The University of Alabama Feminist Caucus hosted a panel discussion called “Deconstructing [Dis]Ability” on Wednesday, Jan. 27, at 7:15 p.m. in Ferguson Student Center Room 3107.
The panel specifically focused on the topic of ability and ableism, while remaining in the realm of feminism.
The panelists included Frances Isbell, disability rights activist and law student; Dr. Nirmala Erevelles, UA professor of social and cultural studies in education; Judy Thorpe, Director of the Office of Disability Services at UA and Beth Overland, Deaf Support Specialist at the Alabama Department of Rehabilitation Services. Susan Gordon interpreted for Overland. Lindsay Macher, coordinator for the UAFC, moderated the discussion.
Macher began by asking the panel how they defined ableism and how have they experienced, witnessed or understood it.
“There’s so many different aspects to ableism,” Isbell said. “There are kind of blatant examples where people with disabilities are murdered, they’re segregated, they’re abused, they’re neglected. You have eugenics still. You have institutionalization of people with disabilities.”
Isbell went on to say there’s another side of ableism where people “mean well, but they don’t always treat people with disabilities the way that they should.”
She said this comes from the general idea that people with disabilities are less likely to participate in society. She said she has experienced this form of ableism before as she is confined to a wheelchair due to muscular dystrophy.
Erevelles stated specific examples of ableism including when Hurricane Katrina hit New Orleans.
“A really significant example of how ableism works as we saw this happening in a way that we were shocked about was during Hurricane Katrina,” she said. “The largest number of people who died were the elderly and those who were disabled, frankly, because New Orleans is actually a very inaccessible town.”
Next, Macher asked the panel how they would say that some of the common language and rhetoric that’s used in everyday society might contribute to violence against people with disabilities.
“If we really start thinking about the language that we use, it’s not policing, but if you’re conscious about the language that you use, you really see the ways in which disability becomes not just the experience, but also an organizing way of belittling people who don’t fit into the norms,” Erevelles said.
Macher then went on to a more specific question concerning misconceptions about people who are deaf.
“Hearing people, they look at the deaf like ‘you can’t,’” said Overland, who is deaf. “We can’t do anything, we can’t do it because we can’t hear.
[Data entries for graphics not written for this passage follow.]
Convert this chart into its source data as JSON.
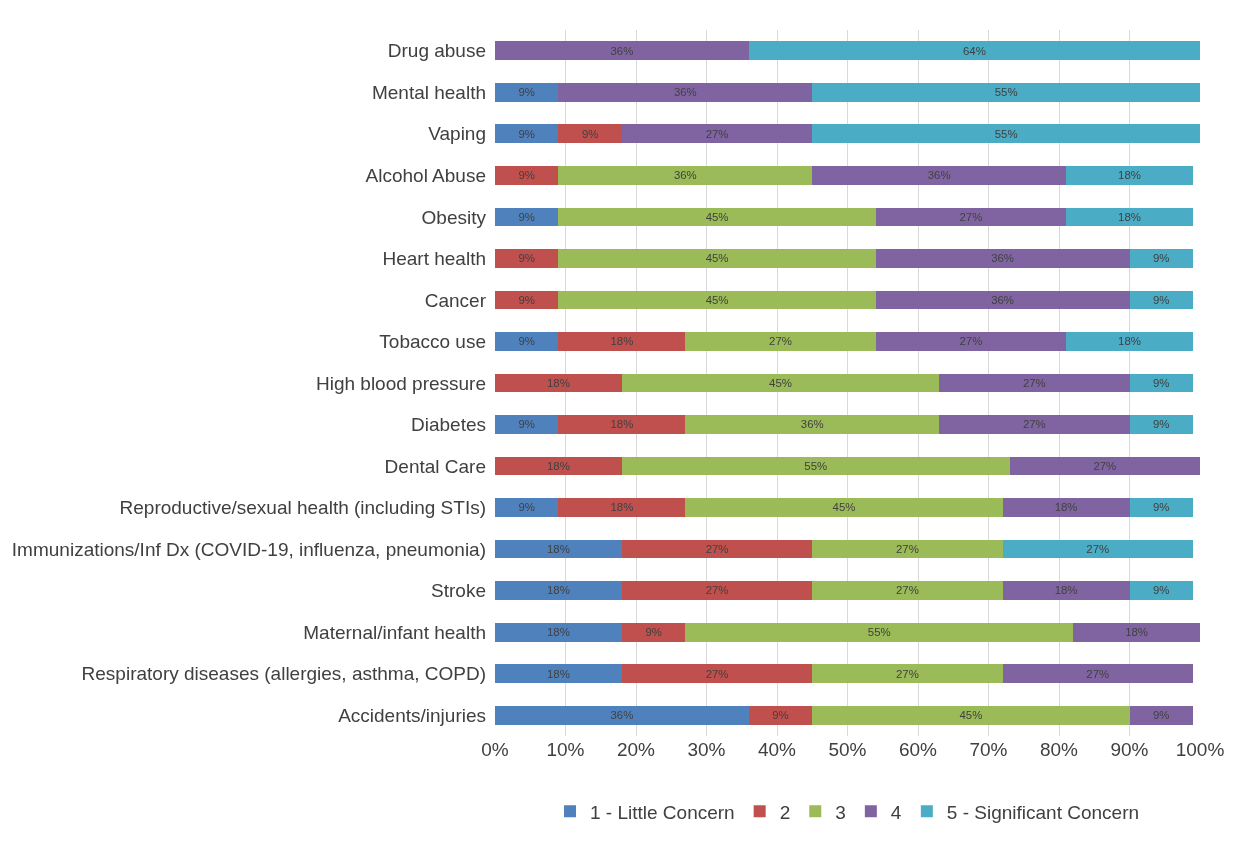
{
  "chart_data": {
    "type": "bar",
    "orientation": "horizontal",
    "stacked": true,
    "legend": "bottom",
    "grid": "x",
    "categories": [
      "Drug abuse",
      "Mental health",
      "Vaping",
      "Alcohol Abuse",
      "Obesity",
      "Heart health",
      "Cancer",
      "Tobacco use",
      "High blood pressure",
      "Diabetes",
      "Dental Care",
      "Reproductive/sexual health (including STIs)",
      "Immunizations/Inf Dx (COVID-19, influenza, pneumonia)",
      "Stroke",
      "Maternal/infant health",
      "Respiratory diseases (allergies, asthma, COPD)",
      "Accidents/injuries"
    ],
    "xlim": [
      0,
      100
    ],
    "xticks": [
      {
        "value": 0,
        "label": "0%"
      },
      {
        "value": 10,
        "label": "10%"
      },
      {
        "value": 20,
        "label": "20%"
      },
      {
        "value": 30,
        "label": "30%"
      },
      {
        "value": 40,
        "label": "40%"
      },
      {
        "value": 50,
        "label": "50%"
      },
      {
        "value": 60,
        "label": "60%"
      },
      {
        "value": 70,
        "label": "70%"
      },
      {
        "value": 80,
        "label": "80%"
      },
      {
        "value": 90,
        "label": "90%"
      },
      {
        "value": 100,
        "label": "100%"
      }
    ],
    "series": [
      {
        "name": "1 - Little Concern",
        "color": "#4f81bd",
        "values": [
          null,
          9,
          9,
          null,
          9,
          null,
          null,
          9,
          null,
          9,
          null,
          9,
          18,
          18,
          18,
          18,
          36
        ],
        "value_labels": [
          null,
          "9%",
          "9%",
          null,
          "9%",
          null,
          null,
          "9%",
          null,
          "9%",
          null,
          "9%",
          "18%",
          "18%",
          "18%",
          "18%",
          "36%"
        ]
      },
      {
        "name": "2",
        "color": "#c0504d",
        "values": [
          null,
          null,
          9,
          9,
          null,
          9,
          9,
          18,
          18,
          18,
          18,
          18,
          27,
          27,
          9,
          27,
          9
        ],
        "value_labels": [
          null,
          null,
          "9%",
          "9%",
          null,
          "9%",
          "9%",
          "18%",
          "18%",
          "18%",
          "18%",
          "18%",
          "27%",
          "27%",
          "9%",
          "27%",
          "9%"
        ]
      },
      {
        "name": "3",
        "color": "#9bbb59",
        "values": [
          null,
          null,
          null,
          36,
          45,
          45,
          45,
          27,
          45,
          36,
          55,
          45,
          27,
          27,
          55,
          27,
          45
        ],
        "value_labels": [
          null,
          null,
          null,
          "36%",
          "45%",
          "45%",
          "45%",
          "27%",
          "45%",
          "36%",
          "55%",
          "45%",
          "27%",
          "27%",
          "55%",
          "27%",
          "45%"
        ]
      },
      {
        "name": "4",
        "color": "#8064a2",
        "values": [
          36,
          36,
          27,
          36,
          27,
          36,
          36,
          27,
          27,
          27,
          27,
          18,
          null,
          18,
          18,
          27,
          9
        ],
        "value_labels": [
          "36%",
          "36%",
          "27%",
          "36%",
          "27%",
          "36%",
          "36%",
          "27%",
          "27%",
          "27%",
          "27%",
          "18%",
          null,
          "18%",
          "18%",
          "27%",
          "9%"
        ]
      },
      {
        "name": "5 - Significant Concern",
        "color": "#4bacc6",
        "values": [
          64,
          55,
          55,
          18,
          18,
          9,
          9,
          18,
          9,
          9,
          null,
          9,
          27,
          9,
          null,
          null,
          null
        ],
        "value_labels": [
          "64%",
          "55%",
          "55%",
          "18%",
          "18%",
          "9%",
          "9%",
          "18%",
          "9%",
          "9%",
          null,
          "9%",
          "27%",
          "9%",
          null,
          null,
          null
        ]
      }
    ]
  }
}
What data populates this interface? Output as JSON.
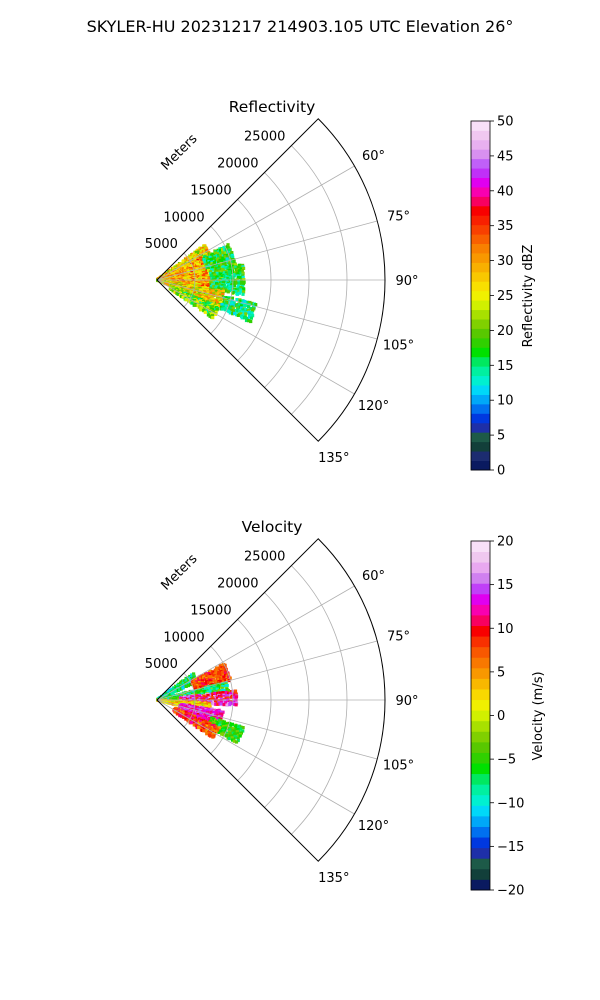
{
  "figure": {
    "title": "SKYLER-HU  20231217  214903.105 UTC Elevation 26°"
  },
  "chart_data": [
    {
      "type": "heatmap",
      "subtype": "polar-sector (PPI)",
      "title": "Reflectivity",
      "radial_axis_label": "Meters",
      "radial_ticks": [
        "5000",
        "10000",
        "15000",
        "20000",
        "25000"
      ],
      "radial_range": [
        0,
        30000
      ],
      "angle_ticks": [
        "60°",
        "75°",
        "90°",
        "105°",
        "120°",
        "135°"
      ],
      "angle_range_deg": [
        45,
        135
      ],
      "grid": true,
      "colorbar": {
        "label": "Reflectivity dBZ",
        "range": [
          0,
          50
        ],
        "ticks": [
          "0",
          "5",
          "10",
          "15",
          "20",
          "25",
          "30",
          "35",
          "40",
          "45",
          "50"
        ]
      },
      "echo_regions": [
        {
          "az_range": [
            54,
            64
          ],
          "r_range": [
            0,
            8000
          ],
          "value": 26,
          "spread": 7
        },
        {
          "az_range": [
            64,
            80
          ],
          "r_range": [
            0,
            6600
          ],
          "value": 30,
          "spread": 7
        },
        {
          "az_range": [
            64,
            80
          ],
          "r_range": [
            6600,
            10500
          ],
          "value": 17,
          "spread": 5
        },
        {
          "az_range": [
            80,
            100
          ],
          "r_range": [
            0,
            7000
          ],
          "value": 29,
          "spread": 7
        },
        {
          "az_range": [
            80,
            100
          ],
          "r_range": [
            7000,
            11500
          ],
          "value": 17,
          "spread": 5
        },
        {
          "az_range": [
            100,
            114
          ],
          "r_range": [
            0,
            9000
          ],
          "value": 26,
          "spread": 7
        },
        {
          "az_range": [
            104,
            114
          ],
          "r_range": [
            9000,
            13500
          ],
          "value": 16,
          "spread": 5
        },
        {
          "az_range": [
            114,
            124
          ],
          "r_range": [
            2000,
            9000
          ],
          "value": 20,
          "spread": 6
        }
      ]
    },
    {
      "type": "heatmap",
      "subtype": "polar-sector (PPI)",
      "title": "Velocity",
      "radial_axis_label": "Meters",
      "radial_ticks": [
        "5000",
        "10000",
        "15000",
        "20000",
        "25000"
      ],
      "radial_range": [
        0,
        30000
      ],
      "angle_ticks": [
        "60°",
        "75°",
        "90°",
        "105°",
        "120°",
        "135°"
      ],
      "angle_range_deg": [
        45,
        135
      ],
      "grid": true,
      "colorbar": {
        "label": "Velocity (m/s)",
        "range": [
          -20,
          20
        ],
        "ticks": [
          "−20",
          "−15",
          "−10",
          "−5",
          "0",
          "5",
          "10",
          "15",
          "20"
        ]
      },
      "echo_regions": [
        {
          "az_range": [
            54,
            66
          ],
          "r_range": [
            0,
            6000
          ],
          "value": -8,
          "spread": 4
        },
        {
          "az_range": [
            62,
            76
          ],
          "r_range": [
            5000,
            10000
          ],
          "value": 8,
          "spread": 3
        },
        {
          "az_range": [
            76,
            90
          ],
          "r_range": [
            0,
            9500
          ],
          "value": -6,
          "spread": 5
        },
        {
          "az_range": [
            84,
            94
          ],
          "r_range": [
            3000,
            10500
          ],
          "value": 12,
          "spread": 5
        },
        {
          "az_range": [
            94,
            104
          ],
          "r_range": [
            0,
            7000
          ],
          "value": 2,
          "spread": 4
        },
        {
          "az_range": [
            100,
            114
          ],
          "r_range": [
            3000,
            9000
          ],
          "value": 13,
          "spread": 3
        },
        {
          "az_range": [
            108,
            118
          ],
          "r_range": [
            7500,
            12000
          ],
          "value": -5,
          "spread": 3
        },
        {
          "az_range": [
            114,
            124
          ],
          "r_range": [
            2500,
            9000
          ],
          "value": 8,
          "spread": 4
        }
      ]
    }
  ]
}
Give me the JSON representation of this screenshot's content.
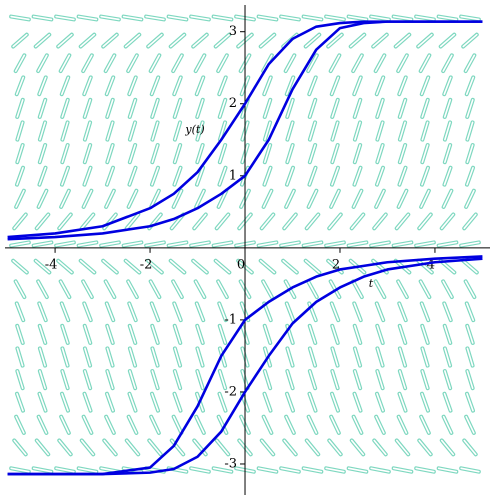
{
  "chart_data": {
    "type": "line",
    "x_label": "t",
    "y_label": "y(t)",
    "x": [
      -5,
      -4,
      -3,
      -2,
      -1.5,
      -1,
      -0.5,
      0,
      0.5,
      1,
      1.5,
      2,
      2.5,
      3,
      4,
      5
    ],
    "series": [
      {
        "color": "#0000e0",
        "values": [
          0.15,
          0.2,
          0.3,
          0.55,
          0.75,
          1.05,
          1.5,
          2.0,
          2.55,
          2.9,
          3.07,
          3.12,
          3.14,
          3.14,
          3.14,
          3.14
        ]
      },
      {
        "color": "#0000e0",
        "values": [
          0.12,
          0.15,
          0.2,
          0.3,
          0.4,
          0.55,
          0.75,
          1.0,
          1.5,
          2.2,
          2.75,
          3.05,
          3.12,
          3.14,
          3.14,
          3.14
        ]
      },
      {
        "color": "#0000e0",
        "values": [
          -3.14,
          -3.14,
          -3.14,
          -3.12,
          -3.07,
          -2.9,
          -2.55,
          -2.0,
          -1.5,
          -1.05,
          -0.75,
          -0.55,
          -0.4,
          -0.3,
          -0.2,
          -0.15
        ]
      },
      {
        "color": "#0000e0",
        "values": [
          -3.14,
          -3.14,
          -3.14,
          -3.05,
          -2.75,
          -2.2,
          -1.5,
          -1.0,
          -0.75,
          -0.55,
          -0.4,
          -0.3,
          -0.25,
          -0.2,
          -0.15,
          -0.12
        ]
      }
    ],
    "xlim": [
      -5.16,
      5.37
    ],
    "ylim": [
      -3.5,
      3.44
    ],
    "xticks": [
      -4,
      -2,
      0,
      2,
      4
    ],
    "yticks": [
      -3,
      -2,
      -1,
      1,
      2,
      3
    ],
    "field_color": "#7fd8c0"
  }
}
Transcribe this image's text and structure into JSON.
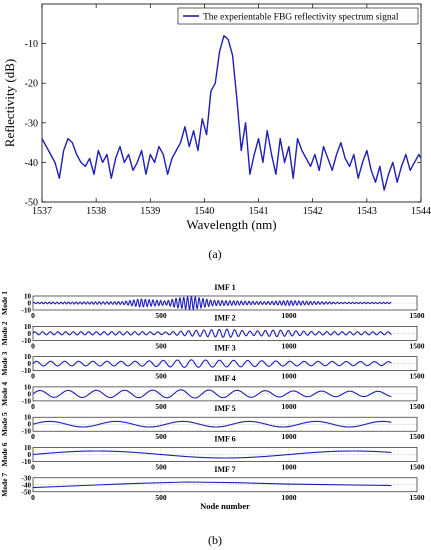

That’s what they think. You know, like you want to become involved in sports, football, volleyball, basketball and they’re telling you ‘no you can’t, you’re deaf.’”
Overland said she doesn’t “look at herself as having a disability.”
“I look at myself as ‘I can do whatever I want,’” she said. “I have my own home. I have a child. I have a job. I bought my own car. I’m the same as you.”
As the discussion came to the final question, Macher said she wanted to end it on a good note, so she asked the panel what are some sources for empowerment of people with disabilities, whether it be on campus, in the state or in the nation.
Erevelles said much of it has to do with social media. She said that she thinks social media has been one of the spaces where people with disabilities can connect to others. The panel echoed the same sentiment.
Isbell said that there are of course organizations and non-profits that help advocate for people with disability, but that they’re scattered across the country, and not many are in Alabama.
“I think that social media is the best way to bridge those gaps,” she said.